When you register a member account as a delegated administrator account for the organization, users and roles from that account can perform administrative actions for CloudWatch that otherwise can be performed only by users or roles signed in with the organization's management account. Using a delegated administrator account helps you to separate management of the organization from management of features in CloudWatch.

Minimum permissions

Only an administrator in the Organizations management account can register a member account as a delegated administrator account for CloudWatch in the organization.

You can register a delegated administrator account using the CloudWatch console, or by using the Organizations RegisterDelegatedAdministrator API operation with the Amazon Command Line Interface or an SDK.

For information on how to register a delegated administrator account by using the CloudWatch console, see Turning on CloudWatch telemetry auditing in the Amazon CloudWatch User Guide.
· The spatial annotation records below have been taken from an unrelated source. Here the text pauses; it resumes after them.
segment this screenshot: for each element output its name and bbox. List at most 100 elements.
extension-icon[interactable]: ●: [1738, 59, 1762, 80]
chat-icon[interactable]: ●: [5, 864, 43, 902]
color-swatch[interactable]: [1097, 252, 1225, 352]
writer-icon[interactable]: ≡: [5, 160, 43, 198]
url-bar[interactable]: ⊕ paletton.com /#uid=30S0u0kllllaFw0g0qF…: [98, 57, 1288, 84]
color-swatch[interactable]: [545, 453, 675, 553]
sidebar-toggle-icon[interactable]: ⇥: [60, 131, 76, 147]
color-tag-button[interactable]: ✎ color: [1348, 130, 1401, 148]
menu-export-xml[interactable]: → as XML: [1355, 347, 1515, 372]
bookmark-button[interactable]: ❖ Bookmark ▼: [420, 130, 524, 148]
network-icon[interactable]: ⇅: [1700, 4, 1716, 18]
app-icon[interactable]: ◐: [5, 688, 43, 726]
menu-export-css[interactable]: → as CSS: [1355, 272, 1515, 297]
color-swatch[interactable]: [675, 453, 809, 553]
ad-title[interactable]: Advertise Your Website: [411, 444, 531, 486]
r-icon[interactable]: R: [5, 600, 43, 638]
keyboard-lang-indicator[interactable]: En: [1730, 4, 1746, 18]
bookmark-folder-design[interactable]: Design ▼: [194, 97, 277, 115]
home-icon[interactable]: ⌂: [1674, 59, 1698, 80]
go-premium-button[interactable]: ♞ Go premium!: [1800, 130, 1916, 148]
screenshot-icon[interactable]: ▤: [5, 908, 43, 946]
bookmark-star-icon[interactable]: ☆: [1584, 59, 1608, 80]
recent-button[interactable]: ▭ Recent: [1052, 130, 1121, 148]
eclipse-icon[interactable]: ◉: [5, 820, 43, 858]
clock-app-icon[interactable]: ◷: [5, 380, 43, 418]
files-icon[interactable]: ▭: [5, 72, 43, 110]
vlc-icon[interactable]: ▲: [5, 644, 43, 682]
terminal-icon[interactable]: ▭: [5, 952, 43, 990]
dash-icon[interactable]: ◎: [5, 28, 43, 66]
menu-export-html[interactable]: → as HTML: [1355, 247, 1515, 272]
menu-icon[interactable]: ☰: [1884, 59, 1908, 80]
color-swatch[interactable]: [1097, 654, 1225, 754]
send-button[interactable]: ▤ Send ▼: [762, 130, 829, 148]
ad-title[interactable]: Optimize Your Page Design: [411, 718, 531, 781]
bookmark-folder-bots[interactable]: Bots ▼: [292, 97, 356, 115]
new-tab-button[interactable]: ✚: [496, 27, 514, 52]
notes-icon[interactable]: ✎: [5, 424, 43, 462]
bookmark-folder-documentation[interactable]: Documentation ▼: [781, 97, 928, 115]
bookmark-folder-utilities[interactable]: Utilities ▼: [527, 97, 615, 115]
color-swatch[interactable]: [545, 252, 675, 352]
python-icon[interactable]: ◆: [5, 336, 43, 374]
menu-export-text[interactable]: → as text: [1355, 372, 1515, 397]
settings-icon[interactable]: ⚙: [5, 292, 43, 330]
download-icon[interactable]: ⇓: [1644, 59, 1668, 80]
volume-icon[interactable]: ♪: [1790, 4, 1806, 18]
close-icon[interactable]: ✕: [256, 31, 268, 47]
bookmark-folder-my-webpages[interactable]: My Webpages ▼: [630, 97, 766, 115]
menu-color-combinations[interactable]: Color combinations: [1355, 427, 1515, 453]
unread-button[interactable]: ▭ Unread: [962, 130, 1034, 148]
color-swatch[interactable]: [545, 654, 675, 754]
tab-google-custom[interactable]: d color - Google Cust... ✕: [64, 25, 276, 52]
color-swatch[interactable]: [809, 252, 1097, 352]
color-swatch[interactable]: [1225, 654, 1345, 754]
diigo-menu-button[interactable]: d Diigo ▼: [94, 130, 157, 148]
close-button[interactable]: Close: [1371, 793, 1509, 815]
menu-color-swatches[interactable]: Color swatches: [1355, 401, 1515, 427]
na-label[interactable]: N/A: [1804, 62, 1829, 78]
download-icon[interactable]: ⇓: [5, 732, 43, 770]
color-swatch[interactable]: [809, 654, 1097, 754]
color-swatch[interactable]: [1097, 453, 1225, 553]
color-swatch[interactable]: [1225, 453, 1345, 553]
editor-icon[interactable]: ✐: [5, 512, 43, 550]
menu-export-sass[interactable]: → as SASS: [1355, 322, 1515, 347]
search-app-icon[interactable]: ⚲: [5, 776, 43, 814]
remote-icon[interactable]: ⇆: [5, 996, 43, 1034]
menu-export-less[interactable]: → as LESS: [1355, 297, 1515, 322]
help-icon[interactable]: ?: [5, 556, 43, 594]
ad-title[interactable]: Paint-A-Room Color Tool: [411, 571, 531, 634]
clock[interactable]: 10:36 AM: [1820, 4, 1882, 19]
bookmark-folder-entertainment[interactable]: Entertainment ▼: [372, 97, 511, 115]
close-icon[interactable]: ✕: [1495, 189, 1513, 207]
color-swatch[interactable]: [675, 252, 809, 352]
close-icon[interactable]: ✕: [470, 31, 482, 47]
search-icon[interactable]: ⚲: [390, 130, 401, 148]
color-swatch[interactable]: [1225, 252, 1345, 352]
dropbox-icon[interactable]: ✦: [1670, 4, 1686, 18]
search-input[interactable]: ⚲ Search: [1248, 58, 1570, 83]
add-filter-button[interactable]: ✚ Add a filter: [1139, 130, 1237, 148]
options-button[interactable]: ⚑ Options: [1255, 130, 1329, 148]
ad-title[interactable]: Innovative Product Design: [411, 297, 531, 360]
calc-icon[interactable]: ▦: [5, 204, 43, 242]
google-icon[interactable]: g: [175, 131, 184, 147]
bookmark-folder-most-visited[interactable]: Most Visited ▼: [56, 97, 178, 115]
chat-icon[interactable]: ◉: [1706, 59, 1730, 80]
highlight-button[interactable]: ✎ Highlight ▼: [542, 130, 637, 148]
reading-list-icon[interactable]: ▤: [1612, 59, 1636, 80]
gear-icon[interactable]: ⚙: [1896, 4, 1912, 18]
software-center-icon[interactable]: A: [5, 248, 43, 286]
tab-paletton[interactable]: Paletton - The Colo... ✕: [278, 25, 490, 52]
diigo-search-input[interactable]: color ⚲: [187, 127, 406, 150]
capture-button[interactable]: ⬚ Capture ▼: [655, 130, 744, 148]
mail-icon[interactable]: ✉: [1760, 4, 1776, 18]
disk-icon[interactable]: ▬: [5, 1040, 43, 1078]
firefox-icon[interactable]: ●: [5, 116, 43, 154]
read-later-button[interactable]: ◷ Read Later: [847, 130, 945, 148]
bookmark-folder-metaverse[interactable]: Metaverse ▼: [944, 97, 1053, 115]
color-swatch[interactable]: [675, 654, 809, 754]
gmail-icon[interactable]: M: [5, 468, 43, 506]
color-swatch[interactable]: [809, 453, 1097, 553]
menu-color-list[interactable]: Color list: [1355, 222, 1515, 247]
When you register a delegated administrator account in CloudWatch, you can use the account for management operations with telemetry auditing and with Network Flow Monitor.

Deregister a delegated administrator for CloudWatch

Minimum permissions

Only an administrator signed in with the Organizations management account can deregister a delegated administrator account for CloudWatch in the organization.

You can deregister the delegated administrator account by using either the CloudWatch console, or by using the Organizations DeregisterDelegatedAdministrator API operation with the Amazon Command Line Interface or an SDK. For more information, see Deregistering a delegated administrator account in the Amazon CloudWatch User Guide.

When you deregister a delegated administrator account in CloudWatch, you can no longer use the account for management operations with telemetry auditing and with Network Flow Monitor.